Il tennis di oggi, insomma, non è più uno sport per specialisti, dove il livello dei giocatori si rimescola a ogni stagione e l’effetto sorpresa è una variabile fondamentale. Il tennis di oggi, invece, è fatto soprattutto di capacità di palleggio, di resistenza nei lunghi scambi e di grande atletismo. Un atletismo basato però sul gioco da fondo campo, quindi sulla corsa laterale. Fateci caso: in quanti manifestano difficoltà nel correre verso la rete a recuperare una palla corta?

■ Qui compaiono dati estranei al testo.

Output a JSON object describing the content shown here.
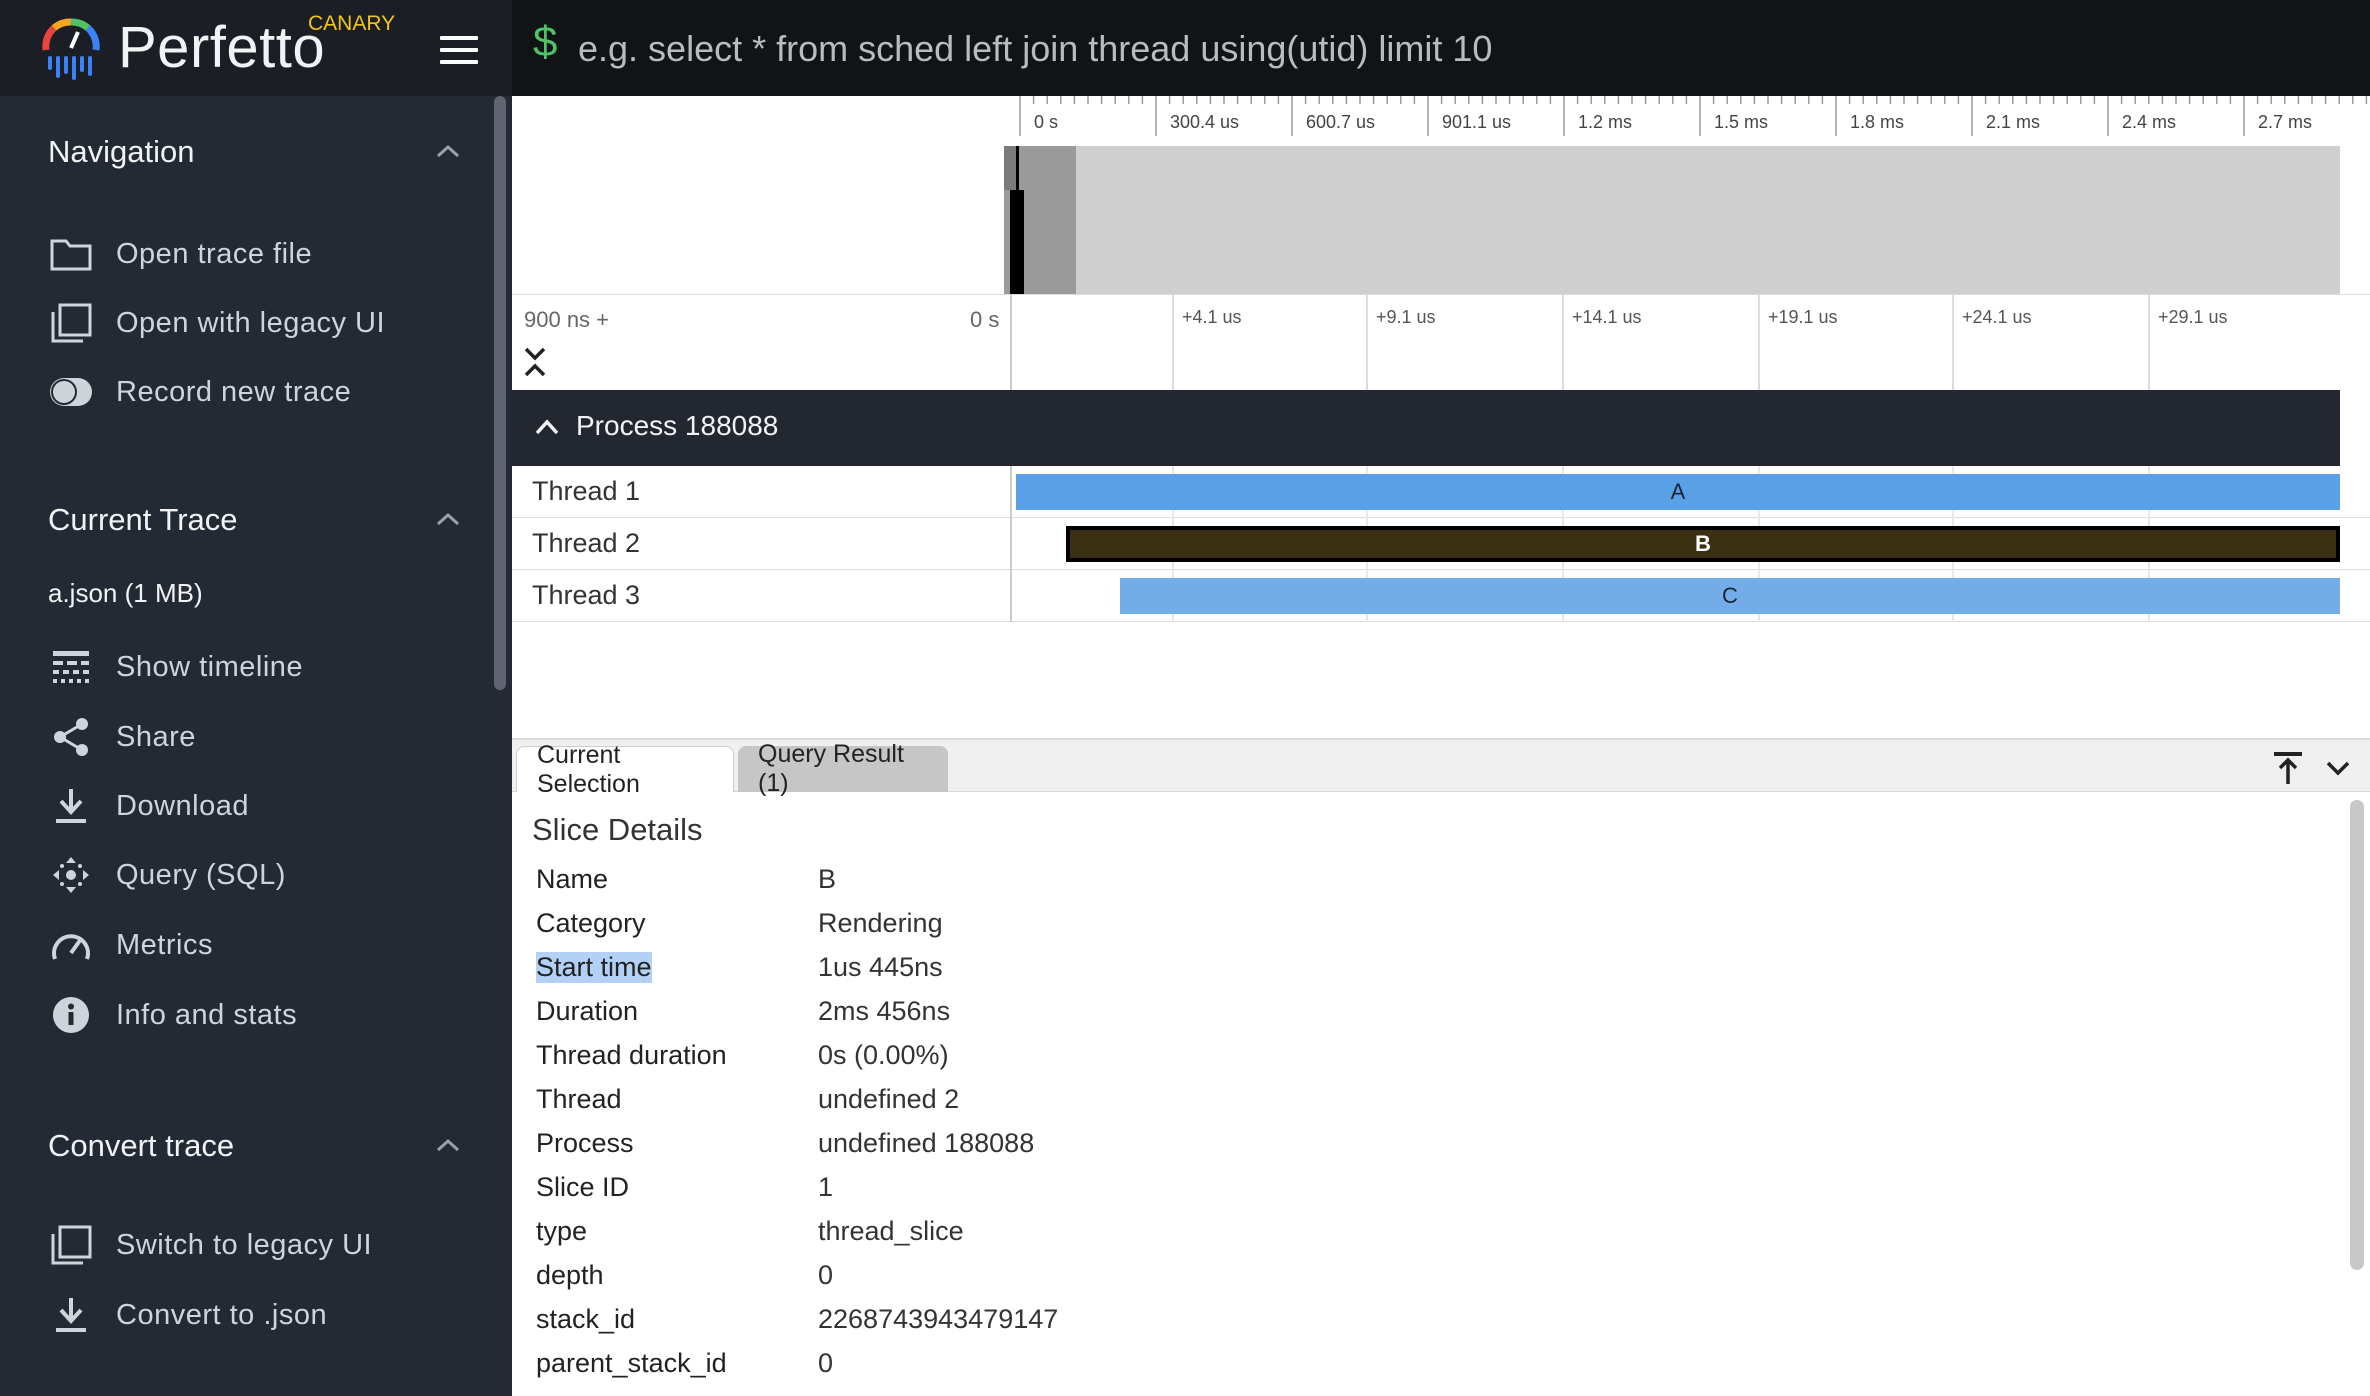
{
  "app": {
    "brand": "Perfetto",
    "channel": "CANARY"
  },
  "colors": {
    "accent_green": "#4fc167",
    "canary": "#f0c419",
    "slice_a": "#5aa0e6",
    "slice_b": "#3b2f14",
    "slice_c": "#72adea"
  },
  "omnibox": {
    "prompt": "$",
    "placeholder": "e.g. select * from sched left join thread using(utid) limit 10",
    "value": ""
  },
  "sidebar": {
    "sections": [
      {
        "title": "Navigation",
        "items": [
          {
            "label": "Open trace file",
            "icon": "folder-icon"
          },
          {
            "label": "Open with legacy UI",
            "icon": "legacy-window-icon"
          },
          {
            "label": "Record new trace",
            "icon": "record-toggle-icon"
          }
        ]
      },
      {
        "title": "Current Trace",
        "trace_name": "a.json (1 MB)",
        "items": [
          {
            "label": "Show timeline",
            "icon": "timeline-icon"
          },
          {
            "label": "Share",
            "icon": "share-icon"
          },
          {
            "label": "Download",
            "icon": "download-icon"
          },
          {
            "label": "Query (SQL)",
            "icon": "query-icon"
          },
          {
            "label": "Metrics",
            "icon": "speedometer-icon"
          },
          {
            "label": "Info and stats",
            "icon": "info-icon"
          }
        ]
      },
      {
        "title": "Convert trace",
        "items": [
          {
            "label": "Switch to legacy UI",
            "icon": "legacy-window-icon"
          },
          {
            "label": "Convert to .json",
            "icon": "download-icon"
          }
        ]
      }
    ]
  },
  "timeline": {
    "overview_ticks": [
      "0 s",
      "300.4 us",
      "600.7 us",
      "901.1 us",
      "1.2 ms",
      "1.5 ms",
      "1.8 ms",
      "2.1 ms",
      "2.4 ms",
      "2.7 ms"
    ],
    "offset_label": "900 ns +",
    "zero_label": "0 s",
    "detail_ticks": [
      "+4.1 us",
      "+9.1 us",
      "+14.1 us",
      "+19.1 us",
      "+24.1 us",
      "+29.1 us"
    ],
    "process": {
      "title": "Process 188088"
    },
    "threads": [
      {
        "name": "Thread 1",
        "slice": "A"
      },
      {
        "name": "Thread 2",
        "slice": "B"
      },
      {
        "name": "Thread 3",
        "slice": "C"
      }
    ]
  },
  "details": {
    "tabs": [
      {
        "label": "Current Selection",
        "active": true
      },
      {
        "label": "Query Result (1)",
        "active": false
      }
    ],
    "title": "Slice Details",
    "rows": [
      {
        "key": "Name",
        "value": "B"
      },
      {
        "key": "Category",
        "value": "Rendering"
      },
      {
        "key": "Start time",
        "value": "1us 445ns"
      },
      {
        "key": "Duration",
        "value": "2ms 456ns"
      },
      {
        "key": "Thread duration",
        "value": "0s (0.00%)"
      },
      {
        "key": "Thread",
        "value": "undefined 2"
      },
      {
        "key": "Process",
        "value": "undefined 188088"
      },
      {
        "key": "Slice ID",
        "value": "1"
      },
      {
        "key": "type",
        "value": "thread_slice"
      },
      {
        "key": "depth",
        "value": "0"
      },
      {
        "key": "stack_id",
        "value": "2268743943479147"
      },
      {
        "key": "parent_stack_id",
        "value": "0"
      }
    ]
  }
}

Una parte di responsabilità è attribuibile anche agli allenatori, che puntano ormai sul costruire giocatori completi, da tutte le superfici, senza puntare sulle qualità specifiche dei propri allievi. Ma non possono essere soltanto questi i motivi di un declino annunciato.
Molto fa anche la tecnologia, probabilmente. Le racchette di oggi, infatti, consentono di mandare la pallina dall’altro lato della rete semplicemente colpendola di rimbalzo, tenendo il polso fermo. Si può dire che giocano quasi da sole. Questo sviluppo tecnologico ha inevitabilmente portato a un minor impegno nello sviluppo della tecnica da parte dei giovani giocatori. Per capirci: con la racchetta di legno l’atleta doveva necessariamente sforzarsi di più per colpire la palla e mandarla oltre la rete. Oggi c’è bisogno di molto meno sforzo e meno bravura. Questo significa che giocatori dotati ancora di grande tecnica e di grande capacità nel lavorare la pallina (vedi generazione Federer) mettono in notevole difficoltà le nuove leve, molto brave a picchiare palle piatte ma altrettanto incapaci quando si tratta di ribattere in campo palle lavorate, per esempio in slice.
Un ultimo fattore che spiega le ragioni del perdurante dominio dei vecchi è il divismo (e quindi l’incapacità di gestire la notorietà) che ha colpito molti dei giocatori più giovani. Professionisti come Federer, Nadal, Djokovic o, tornando ancora più indietro, Lendl, Edberg, Chang, non se ne vedono più. Al contrario si vedono sempre più spesso tennisti presenti nelle prime pagine dei giornali non per imprese sportive ma per questioni legate al gossip o ad altro.
Siamo dunque in prossimità della “Dark age” prospettata da Burton? Noi naturalmente ci auguriamo di no anche se le statistiche ci suggeriscono il contrario. L’impresa dell’australiano 19enne Kyrgios è sicuramente una boccata d’ossigeno, una ventata di freschezza. E’ sbocciato un potenziale futuro campione. Ma si tratta di un fiore di campo, non di serra. Perché ormai vi è sempre più omologazione anche nella costruzione dei giocatori. Di sicuro, quando si ritireranno Federer, Djokovic e Nadal, qualcuno vincerà i tornei al posto loro. Ma probabilmente il livello qualitativo del tennis sarà nettamente inferiore.